Aux garçons, la responsabilité des extérieurs, entrées, caniveaux,
voire en hiver les impératifs de chauffage : casser le petit bois
pour démarrer le feu, vider les cendres, charger la brouette pour
alimenter le poêle… Chacun dispensait son énergie avec application et
s’attelait à cette tâche de haute responsabilité sans rechigner.

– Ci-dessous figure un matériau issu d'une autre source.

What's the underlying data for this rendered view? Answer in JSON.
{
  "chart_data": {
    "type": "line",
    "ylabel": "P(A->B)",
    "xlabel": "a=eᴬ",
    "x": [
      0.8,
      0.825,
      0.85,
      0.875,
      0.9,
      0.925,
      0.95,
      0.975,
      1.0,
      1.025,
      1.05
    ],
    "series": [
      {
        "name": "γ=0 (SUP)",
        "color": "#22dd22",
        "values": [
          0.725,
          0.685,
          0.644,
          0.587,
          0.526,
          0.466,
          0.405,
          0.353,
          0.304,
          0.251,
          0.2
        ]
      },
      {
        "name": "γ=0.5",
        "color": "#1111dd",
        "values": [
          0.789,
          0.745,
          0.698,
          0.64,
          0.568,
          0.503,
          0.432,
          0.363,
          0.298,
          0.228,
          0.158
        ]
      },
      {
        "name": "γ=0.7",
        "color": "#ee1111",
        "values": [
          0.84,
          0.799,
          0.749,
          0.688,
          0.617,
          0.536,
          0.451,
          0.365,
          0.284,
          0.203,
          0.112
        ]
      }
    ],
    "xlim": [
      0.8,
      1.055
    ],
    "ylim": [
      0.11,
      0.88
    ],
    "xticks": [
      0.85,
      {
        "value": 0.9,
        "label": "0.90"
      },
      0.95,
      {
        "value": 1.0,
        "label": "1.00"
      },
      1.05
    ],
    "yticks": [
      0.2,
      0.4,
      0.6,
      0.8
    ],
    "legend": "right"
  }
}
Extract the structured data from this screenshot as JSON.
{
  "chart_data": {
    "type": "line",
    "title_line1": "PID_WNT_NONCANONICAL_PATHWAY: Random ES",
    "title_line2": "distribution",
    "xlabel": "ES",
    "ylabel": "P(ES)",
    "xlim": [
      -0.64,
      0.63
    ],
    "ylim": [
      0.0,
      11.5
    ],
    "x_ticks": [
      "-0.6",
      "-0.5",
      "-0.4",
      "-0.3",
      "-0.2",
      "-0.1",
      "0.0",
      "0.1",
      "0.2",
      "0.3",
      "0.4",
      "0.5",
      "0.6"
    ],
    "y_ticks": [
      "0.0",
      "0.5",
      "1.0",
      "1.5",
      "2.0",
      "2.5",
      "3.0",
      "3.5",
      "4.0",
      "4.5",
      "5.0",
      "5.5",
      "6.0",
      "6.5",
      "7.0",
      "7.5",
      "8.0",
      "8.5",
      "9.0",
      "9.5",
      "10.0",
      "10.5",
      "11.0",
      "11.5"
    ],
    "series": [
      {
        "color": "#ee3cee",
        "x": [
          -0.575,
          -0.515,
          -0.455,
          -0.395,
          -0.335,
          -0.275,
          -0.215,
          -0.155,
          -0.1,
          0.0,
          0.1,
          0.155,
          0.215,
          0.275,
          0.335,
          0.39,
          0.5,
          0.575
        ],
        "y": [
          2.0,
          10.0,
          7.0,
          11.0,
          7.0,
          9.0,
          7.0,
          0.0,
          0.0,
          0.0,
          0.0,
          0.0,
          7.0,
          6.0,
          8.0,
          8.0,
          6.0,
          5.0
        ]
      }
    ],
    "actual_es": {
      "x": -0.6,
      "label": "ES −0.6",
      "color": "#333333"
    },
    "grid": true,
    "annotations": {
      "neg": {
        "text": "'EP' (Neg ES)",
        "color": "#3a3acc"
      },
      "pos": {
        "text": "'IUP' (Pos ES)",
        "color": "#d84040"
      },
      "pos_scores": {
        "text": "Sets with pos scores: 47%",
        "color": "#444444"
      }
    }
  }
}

Curieusement, les plus cossards y développaient une ardeur
particulière, façon pour eux de contrebalancer leurs échecs répétitifs
en classe et de prouver aux yeux de tous qu’ils savaient être bons à
autre chose. Aux filles, étaient réservés les travaux ménagers :
balayer le couloir, ranger la classe, passer le chiffon ou laver les
tableaux… Communauté restreinte, on y retrouvait l’effervescence propre
à chaque société : tensions, faveurs, avantages de toute nature
et, bien sûr, inévitables jalousies. Néanmoins, certaines tâches
considérées comme ingrates ralliaient moins les suffrages et chacun
défendant ses prérogatives avec acharnement, on assistait à une
authentique foire d’empoigne à la distribution des lots, véritable jeu
de stratégie d’où il fallait tirer les meilleures places, le calendrier
une fois établi rendant difficiles certaines permutations. Tout cela se
passait sous l’égide des grands avec l’aval bonhomme du maître de céans
qui assurait la légitimité et tranchait au besoin dans le vif afin de
couper court à toute récrimination.
Une fois la semaine, le nettoyage dans la cour des
filles demeurait l’apanage d’une frange zélée du fait de cette présence
incongrue et inhabituelle. Les mâles s’y pavanaient de manière
ostensible, se prétendant coqs, mais se retrouvant parfois dindons, la
basse-cour éparpillée ne négligeant pas la moindre occasion de farce ou
de moquerie. Néanmoins, les demoiselles du certificat, comme on les
appelait, mieux averties, ne faisaient pas forcément les mijaurées et
se montraient à l’occasion plus réceptives à quelques privautés.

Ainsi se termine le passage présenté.